The village of Neen Sollars formerly Neen Baldwin arrived at its name by the merging of the Baldwin le Poer and De Solers families in or about 1200 when Elena and Eustacia Baldwin married members of the Sollars family. From these marriages Neen Baldwin became Neen Sollars.
From archived registers we know that Neen Sollars and Milson were thriving agricultural villages. Neen Sollars had its own school, post office, village shop, inns and railway station (which closed under the Beeching cuts). At the turn of the century the school had in excess of 60 children but with the advent of modern agricultural methods, this figure dwindled and finally the school closed in 1951. Today with the exception of innkeepers and farmers, the rest have gone by the way of progress.

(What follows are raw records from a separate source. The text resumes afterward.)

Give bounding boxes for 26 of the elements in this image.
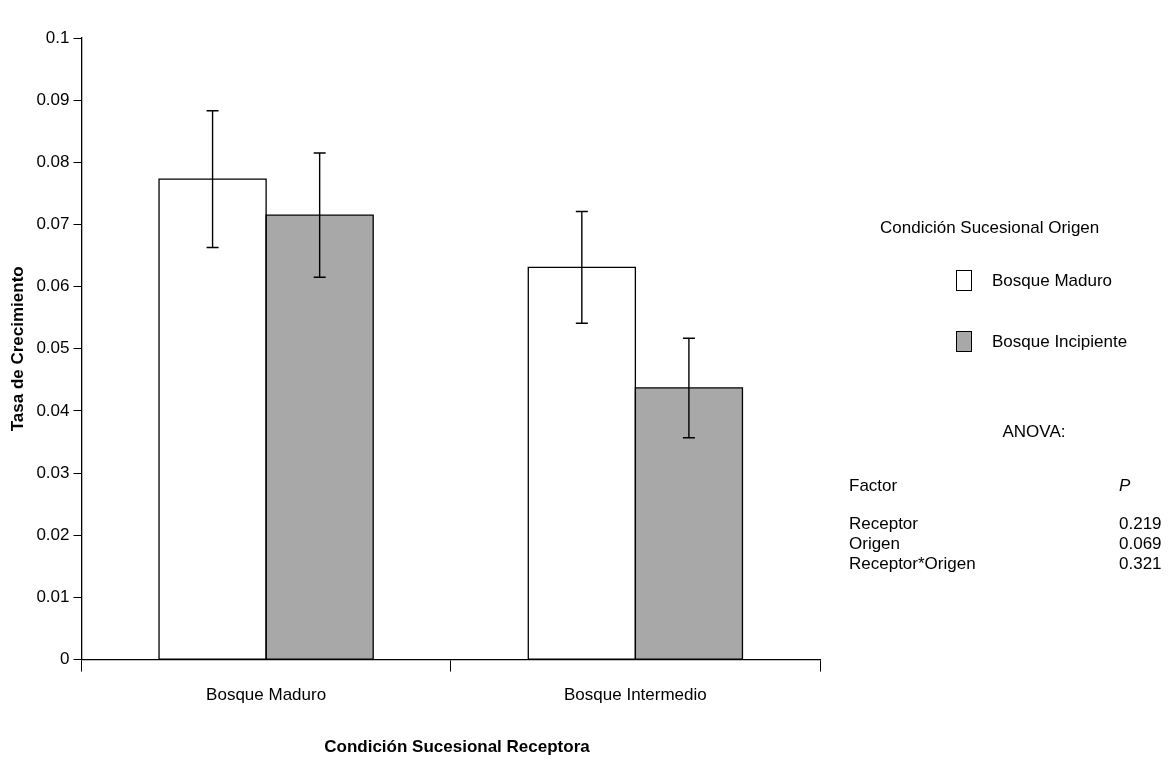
x-tick-label: Bosque Intermedio [564,685,707,705]
text: Receptor [849,514,918,534]
y-tick-label: 0.03 [36,462,70,482]
text: ANOVA: [1001,422,1067,442]
text: Bosque Maduro [992,270,1113,291]
y-tick-label: 0.08 [36,152,70,172]
legend-title: Condición Sucesional Origen [880,218,1101,238]
x-axis-title: Condición Sucesional Receptora [323,737,591,757]
y-tick-label: 0.1 [45,27,70,47]
text: 0.219 [1119,514,1162,534]
legend-label: Bosque Incipiente [992,331,1128,352]
y-tick-label: 0.09 [36,89,70,109]
y-tick-label: 0.05 [36,338,70,358]
y-axis-title: Tasa de Crecimiento [7,266,27,432]
text: P [1119,476,1132,496]
y-tick-label: 0 [60,649,70,669]
text: Receptor*Origen [849,554,976,574]
text: Origen [849,534,901,554]
y-tick-label: 0.01 [36,587,70,607]
text: Factor [849,476,898,496]
y-tick-label: 0.06 [36,276,70,296]
y-tick-label: 0.02 [36,524,70,544]
text: 0.069 [1119,534,1162,554]
text: 0.321 [1119,554,1162,574]
y-tick-label: 0.04 [36,400,70,420]
y-tick-label: 0.07 [36,214,70,234]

Both villages offer an ideal location as a base for rural vacation and boast historic churches dating back to the 12th and 14th century.
The church of All Saints Neen Sollars stands on the site of a Saxon Church, although nothing of this first building remains. The present church is an almost unaltered example of the 14th century work, consisting of nave, chancel, transepts and low central tower crowned by a spire.
St. George’s Milson dates back to the close of the 11th century, the chancel and nave are of Norman origin, whilst the tower is believed to be constructed in the late 12th century. The stonework and timber porch is 14th century.